Is there a risk of complications?

As stated by the PAHO, serious complications are rare in the course of the disease. This is also indicated by the director of the CNMT: ‘The prognosis is good and fatal outcomes are extremely rare.’

However, difficulties such as low blood pressure, intense sweating—which can lead to rapid dehydration—or complications in the nervous system such as meningitis, meningoencephalitis or Guillain-Barré syndrome may occur.

Which groups are most vulnerable to this disease?

Pregnant women are at particular risk of infection: ‘They are the most vulnerable group,’ stresses the director of the CNMT. Although there is no extensive research on how the disease may affect this population group, various disorders have been identified that negatively affect the development of pregnancy.

A study published in Viruses concludes that, based on data up to 2024, pregnant women who have had the disease have experienced miscarriages, stillbirths or the birth of babies with microcephaly.

The authors of another article published in the journal Genes explain that following the epidemiological alert issued by PAHO in July 2024 warning of the association between the Oropouche virus and vertical transmission, it was confirmed that the virus can infect the placenta and the foetus. This could have consequences for foetal development, leading to congenital infections, miscarriages, foetal death or congenital anomalies, including nervous system damage with microcephaly.

To avoid all these risks, Benito stresses the importance of extreme protection for pregnant women through vector control measures and clinical monitoring.

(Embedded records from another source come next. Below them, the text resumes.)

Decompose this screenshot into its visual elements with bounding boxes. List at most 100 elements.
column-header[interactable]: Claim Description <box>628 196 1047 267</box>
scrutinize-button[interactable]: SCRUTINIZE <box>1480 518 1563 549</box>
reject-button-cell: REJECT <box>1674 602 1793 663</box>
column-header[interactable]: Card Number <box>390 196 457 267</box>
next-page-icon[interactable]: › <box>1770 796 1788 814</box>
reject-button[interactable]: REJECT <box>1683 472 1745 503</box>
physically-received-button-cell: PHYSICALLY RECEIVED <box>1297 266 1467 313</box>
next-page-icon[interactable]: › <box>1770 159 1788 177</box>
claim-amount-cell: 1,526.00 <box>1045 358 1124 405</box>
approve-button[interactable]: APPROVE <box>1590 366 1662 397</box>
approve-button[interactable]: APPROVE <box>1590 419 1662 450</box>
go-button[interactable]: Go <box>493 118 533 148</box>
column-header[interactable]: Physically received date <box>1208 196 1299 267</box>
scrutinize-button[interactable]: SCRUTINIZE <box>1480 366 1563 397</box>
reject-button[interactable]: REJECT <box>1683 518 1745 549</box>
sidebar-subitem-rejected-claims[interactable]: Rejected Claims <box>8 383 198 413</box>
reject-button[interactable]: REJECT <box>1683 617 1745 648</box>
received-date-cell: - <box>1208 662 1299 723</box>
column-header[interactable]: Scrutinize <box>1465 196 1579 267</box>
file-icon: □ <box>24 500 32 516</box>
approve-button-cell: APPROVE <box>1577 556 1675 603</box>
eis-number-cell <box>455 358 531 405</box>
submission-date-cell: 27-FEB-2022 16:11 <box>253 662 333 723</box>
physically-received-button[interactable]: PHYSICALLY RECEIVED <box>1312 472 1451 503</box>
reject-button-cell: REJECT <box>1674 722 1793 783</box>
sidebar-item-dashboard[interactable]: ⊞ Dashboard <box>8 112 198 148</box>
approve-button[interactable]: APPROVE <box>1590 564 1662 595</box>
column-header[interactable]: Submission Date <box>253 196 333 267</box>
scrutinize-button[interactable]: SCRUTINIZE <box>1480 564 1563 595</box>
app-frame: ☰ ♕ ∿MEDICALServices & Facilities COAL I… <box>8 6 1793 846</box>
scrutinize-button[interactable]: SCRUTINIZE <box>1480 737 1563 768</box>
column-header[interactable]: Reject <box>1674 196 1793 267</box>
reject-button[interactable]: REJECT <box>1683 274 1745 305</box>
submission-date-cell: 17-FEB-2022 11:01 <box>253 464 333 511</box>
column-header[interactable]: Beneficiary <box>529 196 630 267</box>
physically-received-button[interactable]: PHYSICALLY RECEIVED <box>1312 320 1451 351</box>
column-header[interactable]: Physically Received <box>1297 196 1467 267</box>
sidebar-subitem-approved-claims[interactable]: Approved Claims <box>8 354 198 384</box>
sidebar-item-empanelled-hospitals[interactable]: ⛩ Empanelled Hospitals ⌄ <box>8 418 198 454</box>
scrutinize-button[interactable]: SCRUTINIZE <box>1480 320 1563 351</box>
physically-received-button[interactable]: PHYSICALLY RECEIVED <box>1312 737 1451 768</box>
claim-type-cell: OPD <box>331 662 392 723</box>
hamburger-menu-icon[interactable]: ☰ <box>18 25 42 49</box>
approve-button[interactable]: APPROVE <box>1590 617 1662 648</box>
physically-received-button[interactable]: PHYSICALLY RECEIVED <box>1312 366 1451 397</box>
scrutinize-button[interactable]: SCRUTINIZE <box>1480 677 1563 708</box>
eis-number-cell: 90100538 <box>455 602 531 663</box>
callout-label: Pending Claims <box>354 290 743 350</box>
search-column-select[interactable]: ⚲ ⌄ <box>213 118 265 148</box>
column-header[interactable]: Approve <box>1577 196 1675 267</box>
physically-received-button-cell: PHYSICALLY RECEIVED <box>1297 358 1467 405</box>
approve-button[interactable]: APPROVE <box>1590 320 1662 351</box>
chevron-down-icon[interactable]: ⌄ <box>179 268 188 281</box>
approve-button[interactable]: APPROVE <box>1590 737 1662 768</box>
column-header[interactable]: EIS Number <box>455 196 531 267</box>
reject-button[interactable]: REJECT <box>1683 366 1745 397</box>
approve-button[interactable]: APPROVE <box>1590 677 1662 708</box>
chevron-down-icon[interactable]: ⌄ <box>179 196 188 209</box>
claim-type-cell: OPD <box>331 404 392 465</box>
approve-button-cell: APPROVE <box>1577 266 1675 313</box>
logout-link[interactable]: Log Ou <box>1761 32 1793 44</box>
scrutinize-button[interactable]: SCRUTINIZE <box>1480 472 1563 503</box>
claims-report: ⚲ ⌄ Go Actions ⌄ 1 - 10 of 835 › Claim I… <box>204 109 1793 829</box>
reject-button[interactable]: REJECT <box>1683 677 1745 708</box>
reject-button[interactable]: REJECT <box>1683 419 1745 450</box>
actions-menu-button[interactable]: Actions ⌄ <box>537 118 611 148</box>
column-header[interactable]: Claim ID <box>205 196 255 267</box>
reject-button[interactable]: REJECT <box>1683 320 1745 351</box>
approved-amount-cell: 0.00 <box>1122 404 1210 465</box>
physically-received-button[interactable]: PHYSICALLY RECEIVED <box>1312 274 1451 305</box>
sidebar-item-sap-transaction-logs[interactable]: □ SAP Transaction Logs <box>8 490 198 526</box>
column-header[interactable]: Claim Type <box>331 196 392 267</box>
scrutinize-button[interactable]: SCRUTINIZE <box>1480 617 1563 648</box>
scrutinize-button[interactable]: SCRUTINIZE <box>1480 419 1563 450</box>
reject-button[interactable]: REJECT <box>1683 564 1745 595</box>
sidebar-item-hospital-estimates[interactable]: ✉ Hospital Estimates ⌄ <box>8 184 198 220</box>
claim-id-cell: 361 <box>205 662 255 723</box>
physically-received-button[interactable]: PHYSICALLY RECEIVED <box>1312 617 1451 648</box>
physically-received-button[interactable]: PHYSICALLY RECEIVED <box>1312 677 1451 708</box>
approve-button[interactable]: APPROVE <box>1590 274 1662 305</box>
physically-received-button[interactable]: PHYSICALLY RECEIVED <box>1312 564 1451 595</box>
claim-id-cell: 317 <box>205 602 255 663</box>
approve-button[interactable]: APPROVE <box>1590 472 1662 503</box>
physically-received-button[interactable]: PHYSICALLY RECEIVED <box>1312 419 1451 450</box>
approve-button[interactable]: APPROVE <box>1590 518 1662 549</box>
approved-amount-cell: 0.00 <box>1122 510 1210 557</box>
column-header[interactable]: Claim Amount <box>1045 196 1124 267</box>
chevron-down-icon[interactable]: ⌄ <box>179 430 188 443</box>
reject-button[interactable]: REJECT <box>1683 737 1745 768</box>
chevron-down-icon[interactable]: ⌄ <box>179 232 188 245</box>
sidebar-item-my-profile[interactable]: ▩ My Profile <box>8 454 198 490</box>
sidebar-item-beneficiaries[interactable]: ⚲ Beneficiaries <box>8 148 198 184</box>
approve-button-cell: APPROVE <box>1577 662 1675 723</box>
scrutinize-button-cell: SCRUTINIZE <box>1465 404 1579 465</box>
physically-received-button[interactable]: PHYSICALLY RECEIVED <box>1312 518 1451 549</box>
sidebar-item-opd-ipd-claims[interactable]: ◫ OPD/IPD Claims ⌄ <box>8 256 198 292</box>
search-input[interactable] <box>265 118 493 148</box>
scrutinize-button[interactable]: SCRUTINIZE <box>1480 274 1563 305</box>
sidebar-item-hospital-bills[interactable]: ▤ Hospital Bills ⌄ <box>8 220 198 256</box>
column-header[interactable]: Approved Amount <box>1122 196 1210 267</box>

The expert adds that people with chronic diseases or weakened immune systems, as well as the elderly and babies, can also be considered at risk. ‘Although most community cases occur in healthy young adults, it is prudent to take special care of the above-mentioned groups during local outbreaks,’ says Benito. 

What preventive measures can be taken, especially when travelling to areas where the virus is circulating?

The WHO recommends that people travelling to areas under health alerts for the disease take precautions against insect bites, using repellents containing icaridin or DEET — N, N-diethyl-meta-toluamide, the main chemical in insect repellents —, protective clothing that covers the arms and legs, and fine mesh mosquito nets over beds or sleeping areas.

The international organisation also calls for vector prevention and control measures to be adopted by strengthening entomological surveillance and reducing sand fly populations.

The authors of an article published last February in Viruses conclude that as Oropouche disease spreads to non-endemic areas, regional and international collaboration will be essential to mitigate its spread and protect vulnerable populations.